Fatah, once named by the U.S. as a Mideast "peace partner," is the party led by Palestinian Authority President Mahmoud Abbas. Diliani spoke hours after Fatah and PA officials were accused of inciting a riot on the Temple Mount, claiming Jews were threatening the site.
"Don't use the term Temple Mount," Diliani lectured WND. "It doesn't exist. I don't know where it is. I cannot see any Temple. Can you? No one can find any trace of it. The area you refer to is only a Muslim holy site."
The PA, though, has found evidence of Judaism's historic connection to the Mount – the holiest site in Judaism. The Waqf, the Islamic custodians of the Mount, conducted an unsupervised excavation on the site in 1997.

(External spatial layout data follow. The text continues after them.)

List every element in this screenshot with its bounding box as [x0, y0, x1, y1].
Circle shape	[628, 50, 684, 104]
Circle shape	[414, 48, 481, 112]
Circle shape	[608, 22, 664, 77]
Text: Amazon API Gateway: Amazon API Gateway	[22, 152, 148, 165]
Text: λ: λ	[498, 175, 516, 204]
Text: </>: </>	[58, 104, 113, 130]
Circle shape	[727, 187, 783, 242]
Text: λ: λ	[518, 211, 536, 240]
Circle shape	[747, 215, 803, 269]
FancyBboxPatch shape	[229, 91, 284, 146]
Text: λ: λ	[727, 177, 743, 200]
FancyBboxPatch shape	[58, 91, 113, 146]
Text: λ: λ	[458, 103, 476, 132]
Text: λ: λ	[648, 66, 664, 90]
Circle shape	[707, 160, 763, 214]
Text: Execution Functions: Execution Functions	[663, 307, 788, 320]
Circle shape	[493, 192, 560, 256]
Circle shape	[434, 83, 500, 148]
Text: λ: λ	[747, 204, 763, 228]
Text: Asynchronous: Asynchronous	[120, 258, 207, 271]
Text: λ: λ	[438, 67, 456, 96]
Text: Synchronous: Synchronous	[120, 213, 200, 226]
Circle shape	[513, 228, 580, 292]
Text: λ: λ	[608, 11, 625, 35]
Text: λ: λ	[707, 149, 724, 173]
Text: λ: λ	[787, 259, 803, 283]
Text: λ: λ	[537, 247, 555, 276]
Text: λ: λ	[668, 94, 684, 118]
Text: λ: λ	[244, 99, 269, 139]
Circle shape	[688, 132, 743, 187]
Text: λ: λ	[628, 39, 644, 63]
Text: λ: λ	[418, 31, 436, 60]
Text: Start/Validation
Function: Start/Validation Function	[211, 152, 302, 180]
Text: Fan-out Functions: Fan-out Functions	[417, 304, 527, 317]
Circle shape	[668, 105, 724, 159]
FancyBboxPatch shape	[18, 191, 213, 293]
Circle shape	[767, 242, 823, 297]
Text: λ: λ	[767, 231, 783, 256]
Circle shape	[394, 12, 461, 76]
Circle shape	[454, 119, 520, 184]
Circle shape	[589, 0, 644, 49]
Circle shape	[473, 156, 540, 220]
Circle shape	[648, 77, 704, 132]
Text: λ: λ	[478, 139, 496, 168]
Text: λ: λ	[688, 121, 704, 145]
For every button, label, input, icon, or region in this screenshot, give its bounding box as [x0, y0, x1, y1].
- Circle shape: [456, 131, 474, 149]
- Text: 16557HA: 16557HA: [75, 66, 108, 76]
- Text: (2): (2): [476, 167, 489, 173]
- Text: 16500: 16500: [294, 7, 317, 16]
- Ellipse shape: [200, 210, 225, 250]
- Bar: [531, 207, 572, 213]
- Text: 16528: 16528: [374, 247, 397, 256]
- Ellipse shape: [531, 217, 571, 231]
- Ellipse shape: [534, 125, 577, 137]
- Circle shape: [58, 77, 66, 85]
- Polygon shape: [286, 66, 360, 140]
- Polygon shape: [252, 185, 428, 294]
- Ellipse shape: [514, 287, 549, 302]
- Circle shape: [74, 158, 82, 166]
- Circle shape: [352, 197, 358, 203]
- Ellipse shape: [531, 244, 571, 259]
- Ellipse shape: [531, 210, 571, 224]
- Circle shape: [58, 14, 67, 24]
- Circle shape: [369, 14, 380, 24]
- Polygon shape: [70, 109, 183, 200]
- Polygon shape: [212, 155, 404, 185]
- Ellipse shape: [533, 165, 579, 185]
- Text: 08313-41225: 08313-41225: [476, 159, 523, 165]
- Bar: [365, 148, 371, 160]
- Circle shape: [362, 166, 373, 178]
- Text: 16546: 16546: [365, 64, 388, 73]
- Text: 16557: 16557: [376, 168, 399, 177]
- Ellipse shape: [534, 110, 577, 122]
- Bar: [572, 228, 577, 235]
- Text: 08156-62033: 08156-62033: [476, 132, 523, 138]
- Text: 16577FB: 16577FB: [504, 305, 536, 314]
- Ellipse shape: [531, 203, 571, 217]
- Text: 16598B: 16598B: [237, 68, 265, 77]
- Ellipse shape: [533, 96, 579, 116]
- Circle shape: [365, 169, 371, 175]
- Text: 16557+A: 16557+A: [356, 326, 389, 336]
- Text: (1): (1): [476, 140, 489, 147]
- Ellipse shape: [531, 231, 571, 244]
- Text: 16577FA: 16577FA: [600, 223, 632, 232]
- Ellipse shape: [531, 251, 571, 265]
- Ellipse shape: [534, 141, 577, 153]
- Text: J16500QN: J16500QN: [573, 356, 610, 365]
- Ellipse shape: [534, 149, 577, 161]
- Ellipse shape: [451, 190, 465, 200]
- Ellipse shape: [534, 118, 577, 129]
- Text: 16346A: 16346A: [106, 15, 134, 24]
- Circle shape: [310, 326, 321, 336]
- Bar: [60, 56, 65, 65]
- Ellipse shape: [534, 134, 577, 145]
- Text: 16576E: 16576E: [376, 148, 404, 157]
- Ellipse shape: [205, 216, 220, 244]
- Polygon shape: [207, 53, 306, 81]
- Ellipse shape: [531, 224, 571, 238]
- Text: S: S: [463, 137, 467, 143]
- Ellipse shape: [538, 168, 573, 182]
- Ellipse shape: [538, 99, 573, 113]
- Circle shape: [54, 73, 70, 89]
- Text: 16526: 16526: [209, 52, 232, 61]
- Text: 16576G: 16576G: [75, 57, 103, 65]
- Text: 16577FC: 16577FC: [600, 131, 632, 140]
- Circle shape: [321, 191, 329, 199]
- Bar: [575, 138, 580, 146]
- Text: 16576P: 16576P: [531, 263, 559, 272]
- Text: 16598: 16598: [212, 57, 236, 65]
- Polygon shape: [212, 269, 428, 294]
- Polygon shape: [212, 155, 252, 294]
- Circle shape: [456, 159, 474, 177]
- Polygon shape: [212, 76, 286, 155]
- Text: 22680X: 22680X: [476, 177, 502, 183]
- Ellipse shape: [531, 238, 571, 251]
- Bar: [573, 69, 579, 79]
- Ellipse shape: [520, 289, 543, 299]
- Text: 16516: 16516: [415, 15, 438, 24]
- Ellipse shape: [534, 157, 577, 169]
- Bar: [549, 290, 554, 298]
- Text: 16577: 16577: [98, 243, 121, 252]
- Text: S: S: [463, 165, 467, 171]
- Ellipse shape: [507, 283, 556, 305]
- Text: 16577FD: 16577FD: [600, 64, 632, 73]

At that time, the Waqf, working under the guidance of the PA, ultimately were caught by Israeli authorities disposing truckloads of Mount dirt that contained Jewish Temple artifacts. To this day, Israeli archeologists are still sifting through the large amount of dirt, in which scores of Jewish Temple relics were found.
Diliani did not deny Fatah and the PA were involved in yesterday's Temple Mount riots.
"Palestinian political factions, including Fatah, are firm on defending the political, national and religious rights of the Palestinian people," Diliani said, "and it's evident now we will continue defending the Al Aqsa Mosque as well as our rights in Jerusalem as a whole."
Diliani did not specify exactly which Jews were threatening the Temple Mount.
Yesterday, Israeli security forces released from custody Jerusalem's senior Fatah official, Khatem Abed Al-Kadr, who had been detained on suspicion of inciting riots. Al-Kadr was released on condition that he not enter the Old City of Jerusalem. He also must remain at least 250 meters from the area gates for 15 days.
Yesterday's riots featured about 150 Palestinian protesters hurling rocks and bottles at Israeli police after Israel barred men between the ages of 18 and 45 from ascending the site that day. The order came after the PA and an Al Aqsa Mosque activist group, the Islamic Movement, called on Arabs to ascend the site yesterday to defend it against "Jewish threats."